I’m attempting to recreate the Gin Gin Mule my son, Zan, and his girlfriend, Lucy, made for me last week. Planning to serve up a batch, I need a specific recipe. When quizzing Lucy as to the preparation, I told her I was going to chop the mint, and she was aghast, insisting I never chop herbs prior to putting them into a drink. I must muddle or slap them instead, which means gently pressing them to express their oils, lightly abridging them instead of breaking them apart.
OK, OK, I know all about muddling herbs for cocktails, but I didn’t know that chopping was cause for disbarment. Now I do – got it. Lucy continued to explain that muddling is a bit different than slapping, as it involves using slightly more pressure, but not enough to break the herb, only bruise it. A slap “wakes up the herb”.
Lucy explained that Audrey Saunders, a big player in the international cocktail scene, is the woman who invented the Gin Gin Mule, and Lucy had the chance to meet her at her bar, Pegu Club, in Manhatten last year. Lucy tells me “…she was incredibly sweet and personable”.
Pegu Club, located in the Soho district, is one of the first venues to have a serious cocktail program based on fresh ingredients, looking backwards to the original classics of the 19th century and pre-prohibition. Ms. Saunder’s award-winning club is regarded as having set the gold standard for modern mixology served in an atmosphere of classic restraint.
Lucy insisted I be quite specific to you about the ginger beer. Never use carbonated ginger beer, but a fresh-made ginger beer or a ginger syrup. The Pegu Club ginger beer yields a gallon, which Lucy explains is easy to use up in a number of fine cocktails. Lucy uses a ginger syrup that I included in the recipe below. Use the recipe for the ginger beer on the link above or the ginger syrup below, but you won’t have a Mule if you skip this ingredient.

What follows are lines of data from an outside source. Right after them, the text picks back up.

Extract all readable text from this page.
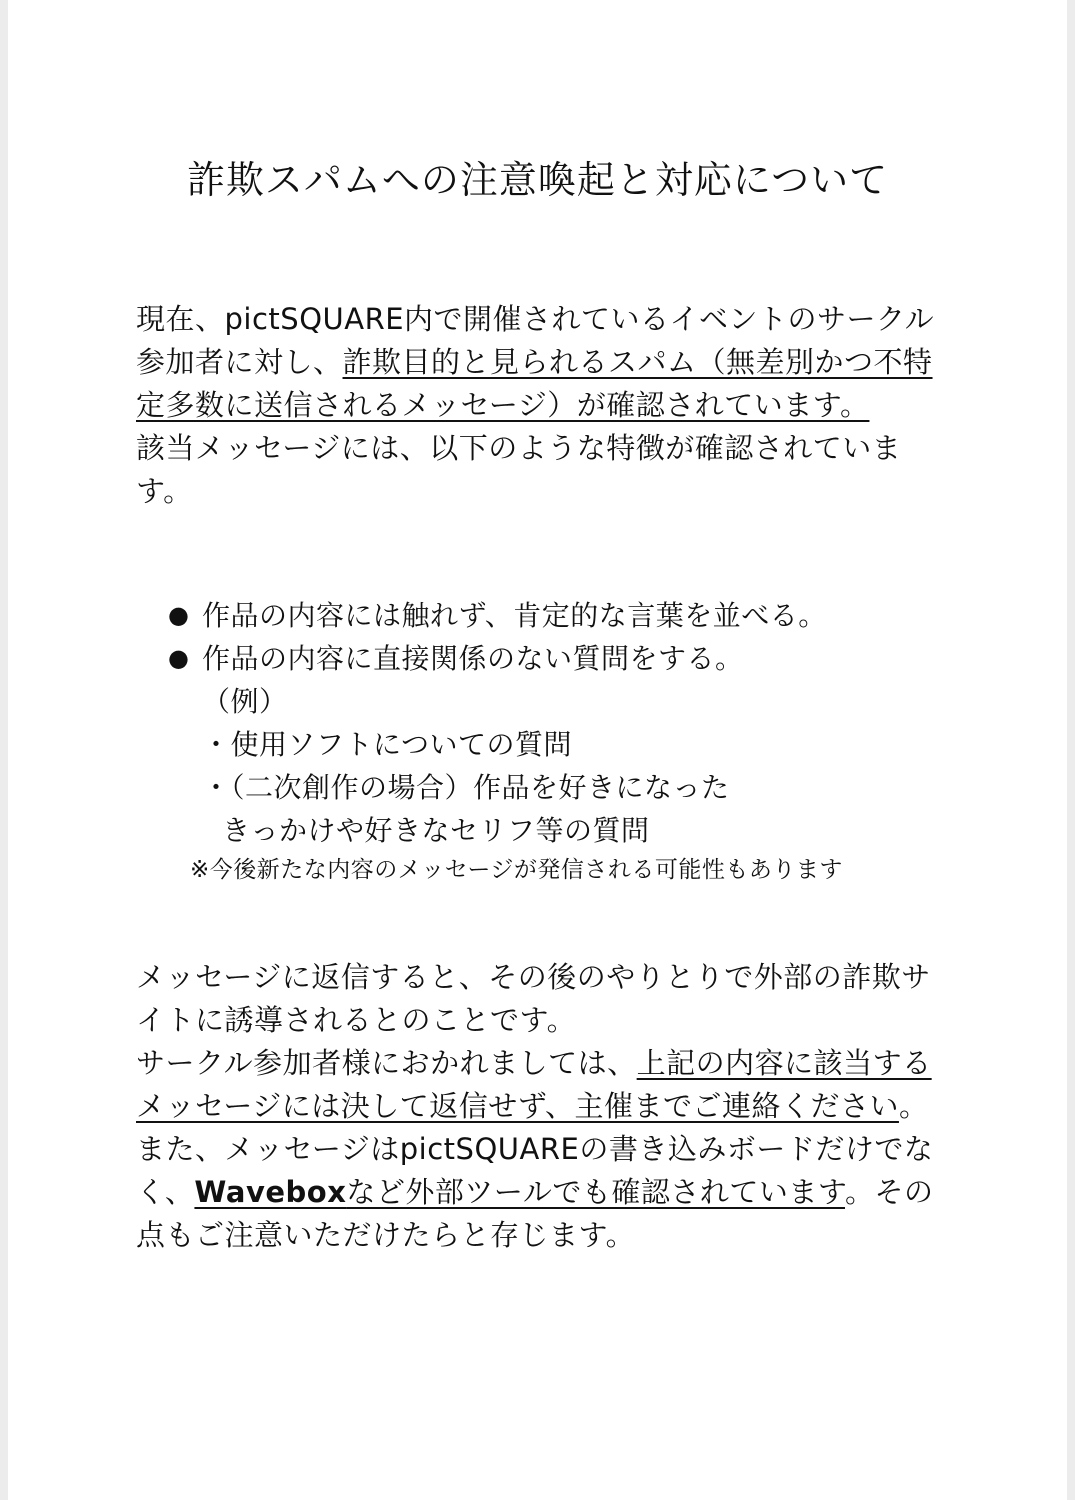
詐欺スパムへの注意喚起と対応について

現在、pictSQUARE内で開催されているイベントのサークル参加者に対し、詐欺目的と見られるスパム（無差別かつ不特定多数に送信されるメッセージ）が確認されています。

該当メッセージには、以下のような特徴が確認されています。

● 作品の内容には触れず、肯定的な言葉を並べる。
● 作品の内容に直接関係のない質問をする。
（例）
・使用ソフトについての質問
・（二次創作の場合）作品を好きになった
きっかけや好きなセリフ等の質問
※今後新たな内容のメッセージが発信される可能性もあります

メッセージに返信すると、その後のやりとりで外部の詐欺サイトに誘導されるとのことです。

サークル参加者様におかれましては、上記の内容に該当するメッセージには決して返信せず、主催までご連絡ください。

また、メッセージはpictSQUAREの書き込みボードだけでなく、Waveboxなど外部ツールでも確認されています。その点もご注意いただけたらと存じます。
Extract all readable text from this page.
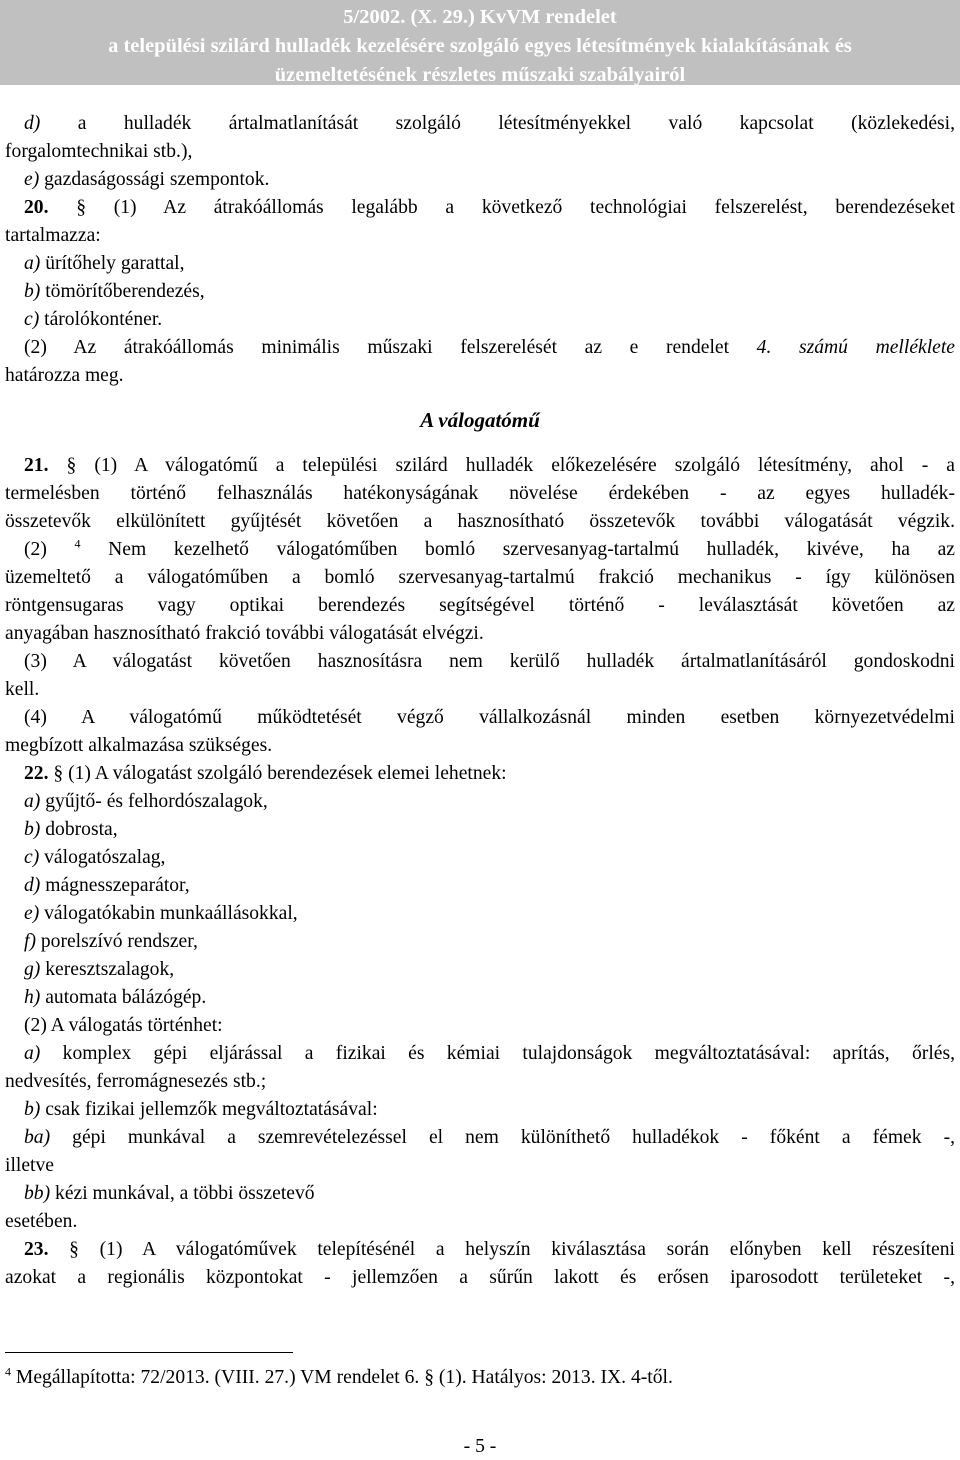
5/2002. (X. 29.) KvVM rendelet
a települési szilárd hulladék kezelésére szolgáló egyes létesítmények kialakításának és
üzemeltetésének részletes műszaki szabályairól

d) a hulladék ártalmatlanítását szolgáló létesítményekkel való kapcsolat (közlekedési,

forgalomtechnikai stb.),

e) gazdaságossági szempontok.

20. § (1) Az átrakóállomás legalább a következő technológiai felszerelést, berendezéseket

tartalmazza:

a) ürítőhely garattal,

b) tömörítőberendezés,

c) tárolókonténer.

(2) Az átrakóállomás minimális műszaki felszerelését az e rendelet 4. számú melléklete

határozza meg.

A válogatómű

21. § (1) A válogatómű a települési szilárd hulladék előkezelésére szolgáló létesítmény, ahol - a

termelésben történő felhasználás hatékonyságának növelése érdekében - az egyes hulladék-

összetevők elkülönített gyűjtését követően a hasznosítható összetevők további válogatását végzik.

(2) $^4$ Nem kezelhető válogatóműben bomló szervesanyag-tartalmú hulladék, kivéve, ha az

üzemeltető a válogatóműben a bomló szervesanyag-tartalmú frakció mechanikus - így különösen

röntgensugaras vagy optikai berendezés segítségével történő - leválasztását követően az

anyagában hasznosítható frakció további válogatását elvégzi.

(3) A válogatást követően hasznosításra nem kerülő hulladék ártalmatlanításáról gondoskodni

kell.

(4) A válogatómű működtetését végző vállalkozásnál minden esetben környezetvédelmi

megbízott alkalmazása szükséges.

22. § (1) A válogatást szolgáló berendezések elemei lehetnek:

a) gyűjtő- és felhordószalagok,

b) dobrosta,

c) válogatószalag,

d) mágnesszeparátor,

e) válogatókabin munkaállásokkal,

f) porelszívó rendszer,

g) keresztszalagok,

h) automata bálázógép.

(2) A válogatás történhet:

a) komplex gépi eljárással a fizikai és kémiai tulajdonságok megváltoztatásával: aprítás, őrlés,

nedvesítés, ferromágnesezés stb.;

b) csak fizikai jellemzők megváltoztatásával:

ba) gépi munkával a szemrevételezéssel el nem különíthető hulladékok - főként a fémek -,

illetve

bb) kézi munkával, a többi összetevő

esetében.

23. § (1) A válogatóművek telepítésénél a helyszín kiválasztása során előnyben kell részesíteni

azokat a regionális központokat - jellemzően a sűrűn lakott és erősen iparosodott területeket -,

$^4$ Megállapította: 72/2013. (VIII. 27.) VM rendelet 6. § (1). Hatályos: 2013. IX. 4-től.
- 5 -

I asked Lucy about the bitters used in her recipe; they weren’t incorporated into the Pegu Club version. She explained that she used Peychaud’s Bitters, “… which are not in the original recipe, but because of its grapefruit and spritely profile, works well dashed on top, adding lots of visual appeal”. I would agree; I loved the addition to the drink.

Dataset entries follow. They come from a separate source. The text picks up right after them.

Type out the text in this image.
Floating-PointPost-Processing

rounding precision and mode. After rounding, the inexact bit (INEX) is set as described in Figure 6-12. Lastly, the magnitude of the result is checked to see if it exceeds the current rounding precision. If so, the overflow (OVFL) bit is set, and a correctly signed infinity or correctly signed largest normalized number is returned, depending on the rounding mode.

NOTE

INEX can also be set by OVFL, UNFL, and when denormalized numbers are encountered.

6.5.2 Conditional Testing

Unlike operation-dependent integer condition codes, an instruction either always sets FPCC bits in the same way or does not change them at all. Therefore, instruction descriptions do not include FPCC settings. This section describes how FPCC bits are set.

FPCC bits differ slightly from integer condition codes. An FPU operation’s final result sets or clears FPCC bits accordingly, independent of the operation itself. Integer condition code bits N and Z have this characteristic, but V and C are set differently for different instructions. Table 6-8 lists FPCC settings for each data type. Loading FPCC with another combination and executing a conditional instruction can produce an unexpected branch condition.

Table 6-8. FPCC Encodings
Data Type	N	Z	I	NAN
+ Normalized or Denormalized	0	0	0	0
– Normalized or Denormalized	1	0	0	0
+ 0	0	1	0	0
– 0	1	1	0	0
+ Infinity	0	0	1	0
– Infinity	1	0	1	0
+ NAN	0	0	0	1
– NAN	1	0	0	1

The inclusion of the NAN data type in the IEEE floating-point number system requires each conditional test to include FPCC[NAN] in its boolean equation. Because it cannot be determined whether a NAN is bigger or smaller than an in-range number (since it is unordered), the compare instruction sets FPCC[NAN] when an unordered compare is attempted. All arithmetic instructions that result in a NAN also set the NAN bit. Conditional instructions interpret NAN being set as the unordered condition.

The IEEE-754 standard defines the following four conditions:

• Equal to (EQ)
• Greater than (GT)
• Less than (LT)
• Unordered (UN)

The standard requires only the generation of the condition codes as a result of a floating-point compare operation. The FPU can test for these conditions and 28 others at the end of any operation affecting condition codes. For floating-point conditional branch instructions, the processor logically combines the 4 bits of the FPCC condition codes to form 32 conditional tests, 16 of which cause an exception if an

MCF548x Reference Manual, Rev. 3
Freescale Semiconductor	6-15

Lucy explains Peychaud’s can be found at any fine liquor store, and is the chief component of one of America’s oldest cocktails, The Sazerac, which includes rye whiskey, Demerara simple syrup, and Peychaud’s, all stirred and strained into a chilled glass rinsed with absinthe, with lemon oil expressed over the top to finish.
Absinthe? Wasn’t that the beverage of choice for Van Gogh and his merry band of Impressionists? Wasn’t Van Gogh heavy into that specific intoxicant while committing the unsavory act to his ear? Indeed, wasn’t absinthe outlawed until just a few years ago in this country? All in the name of good research, but if I continue down this jolly little path, you’d best cast a watchful eye on my next few posts. Bottoms Up!